The Buddha’s emphasis on the moral duty of a ruler to use public power to improve the welfare of the people had inspired Emperor Asoka to do likewise. Emperor Asoka, a sparkling example of this principle, resolved to live according to and preach the Dhamma and to serve his subjects and all humanity. He declared his non-aggressive intentions to his neighbours, assuring them of his goodwill and sending envoys to distant kings bearing his message of peace and non-aggression.

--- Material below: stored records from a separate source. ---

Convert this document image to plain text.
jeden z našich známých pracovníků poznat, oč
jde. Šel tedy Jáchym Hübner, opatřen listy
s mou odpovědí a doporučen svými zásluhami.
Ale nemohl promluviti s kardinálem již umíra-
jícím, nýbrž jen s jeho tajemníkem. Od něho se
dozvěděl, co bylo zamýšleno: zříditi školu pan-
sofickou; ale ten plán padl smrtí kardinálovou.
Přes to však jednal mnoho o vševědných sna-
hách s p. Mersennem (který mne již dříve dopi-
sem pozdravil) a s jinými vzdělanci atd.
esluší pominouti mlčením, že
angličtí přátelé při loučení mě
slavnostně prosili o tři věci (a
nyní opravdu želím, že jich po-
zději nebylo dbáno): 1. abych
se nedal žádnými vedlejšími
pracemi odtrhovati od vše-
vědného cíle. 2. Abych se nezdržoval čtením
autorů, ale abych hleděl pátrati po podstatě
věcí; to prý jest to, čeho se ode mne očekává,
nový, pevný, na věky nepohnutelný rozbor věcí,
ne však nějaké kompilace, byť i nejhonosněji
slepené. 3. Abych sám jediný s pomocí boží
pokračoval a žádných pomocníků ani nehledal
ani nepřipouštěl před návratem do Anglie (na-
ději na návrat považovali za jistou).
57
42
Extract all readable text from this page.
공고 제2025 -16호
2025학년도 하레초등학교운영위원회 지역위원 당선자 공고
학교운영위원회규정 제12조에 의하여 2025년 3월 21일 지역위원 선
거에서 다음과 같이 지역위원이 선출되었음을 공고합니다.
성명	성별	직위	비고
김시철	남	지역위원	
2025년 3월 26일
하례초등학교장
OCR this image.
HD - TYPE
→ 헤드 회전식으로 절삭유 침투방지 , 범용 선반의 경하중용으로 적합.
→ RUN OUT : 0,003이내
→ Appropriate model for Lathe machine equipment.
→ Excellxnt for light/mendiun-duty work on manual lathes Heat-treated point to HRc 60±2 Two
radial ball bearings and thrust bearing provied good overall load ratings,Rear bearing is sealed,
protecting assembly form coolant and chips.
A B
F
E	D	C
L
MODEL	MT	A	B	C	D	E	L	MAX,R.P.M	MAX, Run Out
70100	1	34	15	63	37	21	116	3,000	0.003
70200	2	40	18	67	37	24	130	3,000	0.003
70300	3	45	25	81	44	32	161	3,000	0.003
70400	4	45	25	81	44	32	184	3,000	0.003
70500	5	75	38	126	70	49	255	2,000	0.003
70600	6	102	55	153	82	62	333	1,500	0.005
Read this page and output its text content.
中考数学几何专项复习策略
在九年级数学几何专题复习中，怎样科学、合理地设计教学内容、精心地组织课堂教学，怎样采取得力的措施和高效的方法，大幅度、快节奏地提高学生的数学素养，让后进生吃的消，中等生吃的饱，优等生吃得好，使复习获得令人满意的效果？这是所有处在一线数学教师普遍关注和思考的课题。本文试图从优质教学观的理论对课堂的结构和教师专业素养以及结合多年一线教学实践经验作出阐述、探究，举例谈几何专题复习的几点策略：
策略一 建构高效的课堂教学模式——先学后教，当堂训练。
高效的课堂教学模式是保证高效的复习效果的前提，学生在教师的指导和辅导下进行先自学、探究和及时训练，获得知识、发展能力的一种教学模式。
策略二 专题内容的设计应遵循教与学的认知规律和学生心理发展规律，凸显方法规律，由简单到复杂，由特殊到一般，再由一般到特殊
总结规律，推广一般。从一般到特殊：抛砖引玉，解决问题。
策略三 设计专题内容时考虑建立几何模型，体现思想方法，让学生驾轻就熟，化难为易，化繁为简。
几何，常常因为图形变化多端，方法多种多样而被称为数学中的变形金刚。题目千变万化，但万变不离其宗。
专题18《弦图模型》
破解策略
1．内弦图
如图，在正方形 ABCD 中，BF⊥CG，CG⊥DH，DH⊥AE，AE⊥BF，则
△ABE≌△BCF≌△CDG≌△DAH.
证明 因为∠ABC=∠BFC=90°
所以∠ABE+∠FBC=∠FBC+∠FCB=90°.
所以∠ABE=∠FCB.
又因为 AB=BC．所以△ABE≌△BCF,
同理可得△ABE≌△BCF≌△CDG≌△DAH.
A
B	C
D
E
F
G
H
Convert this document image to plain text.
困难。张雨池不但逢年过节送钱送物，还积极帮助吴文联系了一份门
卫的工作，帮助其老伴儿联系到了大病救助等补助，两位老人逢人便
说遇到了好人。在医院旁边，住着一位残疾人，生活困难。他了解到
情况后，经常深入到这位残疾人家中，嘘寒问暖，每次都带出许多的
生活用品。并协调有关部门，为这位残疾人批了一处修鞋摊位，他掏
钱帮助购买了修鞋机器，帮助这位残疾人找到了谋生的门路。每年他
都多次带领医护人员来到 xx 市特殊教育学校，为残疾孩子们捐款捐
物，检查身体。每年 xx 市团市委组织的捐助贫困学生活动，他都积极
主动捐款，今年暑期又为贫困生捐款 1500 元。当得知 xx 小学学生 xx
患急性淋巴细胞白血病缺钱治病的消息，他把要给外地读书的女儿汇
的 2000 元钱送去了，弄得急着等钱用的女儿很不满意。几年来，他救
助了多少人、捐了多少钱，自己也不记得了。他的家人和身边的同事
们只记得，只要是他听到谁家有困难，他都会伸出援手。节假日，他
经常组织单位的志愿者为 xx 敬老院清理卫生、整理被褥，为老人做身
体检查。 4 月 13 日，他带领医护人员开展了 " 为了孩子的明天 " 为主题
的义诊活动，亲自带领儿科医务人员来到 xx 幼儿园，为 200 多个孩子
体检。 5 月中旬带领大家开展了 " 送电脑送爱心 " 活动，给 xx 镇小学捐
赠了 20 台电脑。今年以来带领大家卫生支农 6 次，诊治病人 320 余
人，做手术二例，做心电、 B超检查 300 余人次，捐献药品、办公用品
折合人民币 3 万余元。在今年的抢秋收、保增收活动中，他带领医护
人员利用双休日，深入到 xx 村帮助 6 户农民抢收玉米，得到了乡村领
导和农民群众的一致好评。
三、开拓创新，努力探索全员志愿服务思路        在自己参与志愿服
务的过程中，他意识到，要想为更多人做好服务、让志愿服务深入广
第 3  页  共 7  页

He promoted the energetic practice of the socio-moral virtues of honesty, truthfulness, compassion, benevolence, non-violence, considerate behaviour towards all, non-extravagance, non-acquisitiveness, and non-injury to animals. He encouraged religious freedom and mutual respect for each other’s creed. He went on periodic tours preaching the Dhamma to the rural people. He undertook works of public utility, such as founding of hospitals for men and animals, supplying of medicine, planting of roadside trees and groves, digging of wells, and construction of watering sheds and rest houses. He expressly forbade cruelty to animals. Sometimes the Buddha is said to be a social reformer. Among other things, He condemned the caste system, recognized the equality of people, spoke on the need to improve socio-economic conditions, recognized the importance of a more equitable distribution of wealth among the rich and the poor, raised the status of women, recommended the incorporation of humanism in government and administration, and taught that a society should not be run by greed but with consideration and compassion for the people.